I am not cold or hungry, and people treat me nice.
And when the assesser pulls out my tag, Grampa puts down the price.
I did think I would goe to war, but the way this wether feels,
I desided it was to far to come home for my meals.
Now I have decided to stay at hom and help take care of Jack,
For iff I did goe to war, they might not let me come back.
I think I have manny friends, and my enemyes are fiew,
And I think the reasons are the kind things that we doe.
But when Granpa comes to die, and maybee Granny to,
I know I cannot help but cry, and I won't know what to doe.

                      P.S. Now roole me in your arms love and blow the candle out.

                                                                  Mr. Fer Growler.

Jack is a tough little cuss, but as cute as a sqirle.
He is rough in a scrap but is sweete with his girl.
He has traveld a lot and killed manny a rat,
And playes plenty rough when he tackels a cat.
He has ben in the hospital, he has crawled in big holes,
But half of his troubles has never bin told.
But as years come on, and his teath all gone, he never think to slack.
He takes them all, both big and small, he's still the old sporting Jack.

But iff Growler lives to long and wears his bunglo [= bungalow, doghouse] out,
Then he is to get Jack's bunglo, for Jack won't be about.
Jack says he is getting old, and [getting (written but erased)] stiff and num,
And is saying goodby to cake and pie, and Growler his good old chum.

Just A Sketch of Our Family Experience

Mr. Growler took I and mom out for a spin.
I douged [= doubted?] it then iff we would ever get back in.
We had not gon far till our first bad luck.
The old care [= car] wheal droped in a deep chuck.

Mom started to tumble, my chances were slim.
Then Mom yelled, Here dad, hold me in.
I grabed her by the leg and pulled her up
. By that time the old car was out of the rut.

We sputtered along till it got on our harts
That mom had lost some of her spair parts.
In our snorting around one wheele throwed a rim.
Growler stayed with the wheel and we all stuck in.

Then we started back, one wheel on its peges [= pegs, spokes],
And found teeth and glasses and two wooden legs.
We put back the rim on the old carr's pegs.
Mom put back teeth and glasses and the two wooden legs.

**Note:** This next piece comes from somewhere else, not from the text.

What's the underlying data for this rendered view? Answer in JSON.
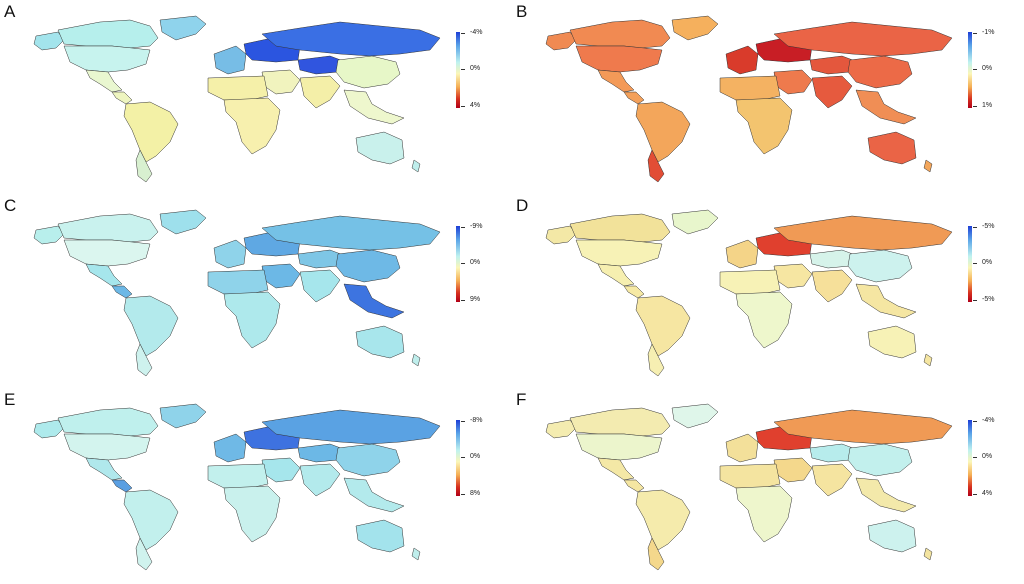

Now mom is happy and spry as a buck
With the two wooden legs and Growler's old truck.

Mr. Fur Growler
in 1944.

No man is quite shure he has a real friend individully or nationally or internationaly, without he ownes a dog.

The thought is borned of a crank, developed by cience and compiled to manhood and usefullness. So we depend on progress and invention from the crank.

Iff you cant bee sociable from anny cause, and speak well of your fellow man, just bee quiet.